Minister of Maritime Affairs
- In office 26 October 2019 – 30 March 2022
- Preceded by: Ana Paula Vitorino
- Succeeded by: António Costa Silva

Personal details
- Born: 11 October 1954 (age 71) Portalegre, Portugal
- Party: Socialist Party

= Ricardo Serrão Santos =

Portuguese politician (born 1954)

Ricardo da Piedade Abreu Serrão Santos (born 11 October 1954 in Portalegre) is a Portuguese biologist and university lecturer, Vice Chancellor of the University of the Azores, a deputy to the European Parliament eighth term, and from 2019 to 2022 he was the Minister of Maritime Affairs.

==Curriculum vitae==
In 1979, he obtained a bachelor's degree from the ISPA psychology institute in Lisbon, and in 1984 a master's degree from the University of the Azores. He then studied at the University of Liverpool, and in 1993 he obtained a doctorate in biology at the University of the Azores. Professionally associated with this university. In the years 1989–1991 he was one of the directors of the oceanography and fisheries department, and from 1997 to 2001 he headed this department. In 1993 he joined the board of the IMAR marine research institute, in 1997 he became vice president, and in 2006 he became the president of this institution. In 2003 he also became vice-chancellor of the University of the Azores.

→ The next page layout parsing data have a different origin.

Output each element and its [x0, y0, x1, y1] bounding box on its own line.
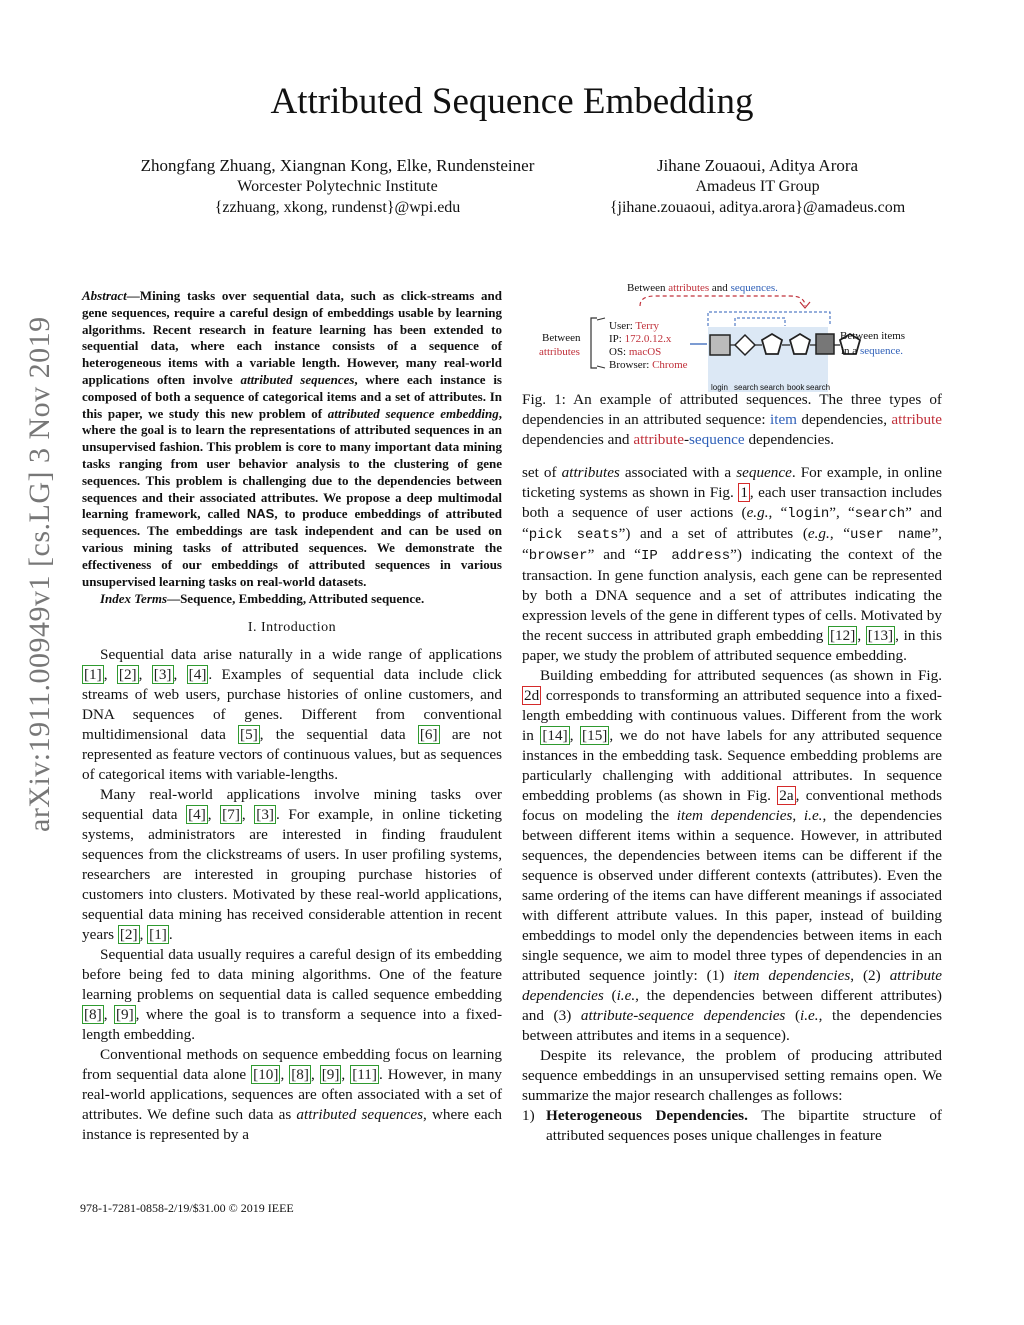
citation-link[interactable]: [13]	[867, 627, 894, 644]
intro-paragraph-2: Many real-world applications involve mining tasks over sequential data [4] , [7] , [3] . For example, in online ticketing systems, administrators are interested in finding fraudulent sequences from the clickstreams of users. In user profiling systems, researchers are interested in grouping purchase histories of customers into clusters. Motivated by these real-world applications, sequential data mining has received considerable attention in recent years [2] , [1] .	[82, 786, 503, 944]
citation-link[interactable]: [3]	[153, 666, 172, 684]
fig-attribute-list	[609, 320, 688, 372]
affiliation-left: Worcester Polytechnic Institute	[237, 178, 438, 195]
fig-left-brace	[591, 318, 597, 368]
citation-link[interactable]: [10]	[253, 1066, 279, 1084]
fig-item-label-4: book	[787, 383, 805, 392]
author-names-left: Zhongfang Zhuang, Xiangnan Kong, Elke, Rundensteiner	[140, 156, 535, 175]
fig-item-label-2: search	[734, 383, 759, 392]
fig-attr-ip: IP: 172.0.12.x	[609, 333, 672, 345]
citation-link[interactable]: [9]	[115, 1006, 134, 1024]
citation-link[interactable]: [8]	[84, 1006, 102, 1024]
citation-link[interactable]: [12]	[830, 627, 856, 644]
right-column	[522, 390, 942, 1146]
authors-left	[100, 155, 575, 218]
abstract: Abstract—Mining tasks over sequential data, such as click-streams and gene sequences, require a careful design of embeddings usable by learning algorithms. Recent research in feature learning has been extended to sequential data, where each instance consists of a sequence of heterogeneous items with a variable length. However, many real-world applications often involve attributed sequences, where each instance is composed of both a sequence of categorical items and a set of attributes. In this paper, we study this new problem of attributed sequence embedding, where the goal is to learn the representations of attributed sequences in an unsupervised fashion. This problem is core to many important data mining tasks ranging from user behavior analysis to the clustering of gene sequences. This problem is challenging due to the dependencies between sequences and their associated attributes. We propose a deep multimodal learning framework, called NAS, to produce embeddings of attributed sequences. The embeddings are task independent and can be used on various mining tasks of attributed sequences. We demonstrate the effectiveness of our embeddings of attributed sequences in various unsupervised learning tasks on real-world datasets.	[82, 288, 502, 589]
citation-link[interactable]: [8]	[291, 1066, 309, 1084]
email-right: {jihane.zouaoui, aditya.arora}@amadeus.com	[609, 199, 906, 216]
paper-title: Attributed Sequence Embedding	[270, 81, 754, 122]
right-paragraph-3: Despite its relevance, the problem of producing attributed sequence embeddings in an unsupervised setting remains open. We summarize the major research challenges as follows:	[522, 1047, 942, 1104]
challenge-list-item-1: 1) Heterogeneous Dependencies. The bipartite structure of attributed sequences poses unique challenges in feature	[522, 1107, 942, 1144]
fig-attr-os: OS: macOS	[609, 346, 662, 358]
fig-blue-dashed-bracket	[708, 312, 830, 326]
fig-left-label-2: attributes	[539, 346, 580, 358]
citation-link[interactable]: [6]	[419, 726, 438, 744]
copyright-footer: 978-1-7281-0858-2/19/$31.00 © 2019 IEEE	[80, 1201, 294, 1215]
fig-attr-browser: Browser: Chrome	[609, 359, 688, 371]
fig-item-label-1: login	[711, 383, 728, 392]
fig-right-label-2: in a sequence.	[841, 345, 904, 357]
intro-paragraph-1: Sequential data arise naturally in a wide range of applications [1] , [2] , [3] , [4] . Examples of sequential data include click streams of web users, purchase histories of online customers, and DNA sequences of genes. Different from conventional multidimensional data [5] , the sequential data [6] are not represented as feature vectors of continuous values, but as sequences of categorical items with variable-lengths.	[82, 646, 503, 784]
authors-right	[575, 155, 940, 218]
citation-link[interactable]: [4]	[188, 666, 207, 684]
citation-link[interactable]: [14]	[542, 727, 568, 744]
figure-reference-link[interactable]: 2a	[779, 787, 794, 804]
left-column	[82, 288, 502, 1145]
citation-link[interactable]: [1]	[149, 926, 167, 944]
citation-link[interactable]: [2]	[118, 666, 137, 684]
citation-link[interactable]: [9]	[321, 1066, 340, 1084]
fig-attr-user: User: Terry	[609, 320, 660, 332]
right-paragraph-2: Building embedding for attributed sequences (as shown in Fig. 2d corresponds to transforming an attributed sequence into a fixed-length embedding with continuous values. Different from the work in [14] , [15] , we do not have labels for any attributed sequence instances in the embedding task. Sequence embedding problems are particularly challenging with additional attributes. In sequence embedding problems (as shown in Fig. 2a , conventional methods focus on modeling the item dependencies, i.e., the dependencies between different items within a sequence. However, in attributed sequences, the dependencies between items can be different if the sequence is observed under different contexts (attributes). Even the same ordering of the items can have different meanings if associated with different attribute values. In this paper, instead of building embeddings to model only the dependencies between items in each single sequence, we aim to model three types of dependencies in an attributed sequence jointly: (1) item dependencies, (2) attribute dependencies (i.e., the dependencies between different attributes) and (3) attribute-sequence dependencies (i.e., the dependencies between attributes and items in a sequence).	[522, 667, 943, 1044]
index-terms: Index Terms—Sequence, Embedding, Attributed sequence.	[100, 591, 425, 607]
fig-red-dashed-arc	[640, 296, 805, 306]
fig-top-label: Between attributes and sequences.	[627, 282, 778, 294]
citation-link[interactable]: [3]	[256, 806, 274, 824]
citation-link[interactable]: [2]	[119, 926, 138, 944]
right-paragraph-1: set of attributes associated with a sequence. For example, in online ticketing systems as shown in Fig. 1 , each user transaction includes both a sequence of user actions (e.g., “login”, “search” and “pick seats”) and a set of attributes (e.g., “user name”, “browser” and “IP address”) indicating the context of the transaction. In gene function analysis, each gene can be represented by both a DNA sequence and a set of attributes indicating the expression levels of the gene in different types of cells. Motivated by the recent success in attributed graph embedding [12] , [13] , in this paper, we study the problem of attributed sequence embedding.	[522, 464, 943, 664]
figure-1-caption: Fig. 1: An example of attributed sequences. The three types of dependencies in an attributed sequence: item dependencies, attribute dependencies and attribute-sequence dependencies.	[522, 391, 942, 448]
figure-1	[535, 282, 937, 392]
citation-link[interactable]: [11]	[352, 1066, 377, 1084]
fig-item-box	[710, 335, 730, 355]
fig-item-label-3: search	[760, 383, 785, 392]
citation-link[interactable]: [7]	[222, 806, 240, 824]
citation-link[interactable]: [1]	[84, 666, 102, 684]
fig-left-label-1: Between	[542, 332, 581, 344]
affiliation-right: Amadeus IT Group	[695, 178, 820, 195]
figure-reference-link[interactable]: 1	[740, 484, 748, 501]
email-left: {zzhuang, xkong, rundenst}@wpi.edu	[214, 199, 461, 216]
citation-link[interactable]: [5]	[240, 726, 258, 744]
figure-reference-link[interactable]: 2d	[524, 687, 540, 704]
arxiv-sidebar-stamp: arXiv:1911.00949v1 [cs.LG] 3 Nov 2019	[23, 316, 56, 832]
intro-paragraph-3: Sequential data usually requires a careful design of its embedding before being fed to data mining algorithms. One of the feature learning problems on sequential data is called sequence embedding [8] , [9] , where the goal is to transform a sequence into a fixed-length embedding.	[82, 946, 502, 1044]
citation-link[interactable]: [15]	[582, 727, 608, 744]
section-heading-introduction: I. Introduction	[247, 620, 337, 636]
fig-item-label-5: search	[806, 383, 831, 392]
fig-right-label-1: Between items	[840, 330, 906, 342]
author-names-right: Jihane Zouaoui, Aditya Arora	[656, 156, 859, 175]
intro-paragraph-4: Conventional methods on sequence embedding focus on learning from sequential data alone [10] , [8] , [9] , [11] . However, in many real-world applications, sequences are often associated with a set of attributes. We define such data as attributed sequences, where each instance is represented by a	[82, 1046, 503, 1144]
citation-link[interactable]: [4]	[188, 806, 206, 824]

He specializes in issues combining etiology and ecology. Appointed to the bodies and advisory boards of various national and international scientific institutions, he also served as an expert in Portuguese ministries and regional government.

He was a candidate of the Socialist Party at the 2014 European Parliament election, gaining the mandate of the MEP of the 8th term, which he performed until 2019. In October that year, he took the office of the minister for maritime affairs in the second government of António Costa, the incumbent prime minister.

He was the campaign chair for the Azores of António José Seguro's 2026 presidential campaign.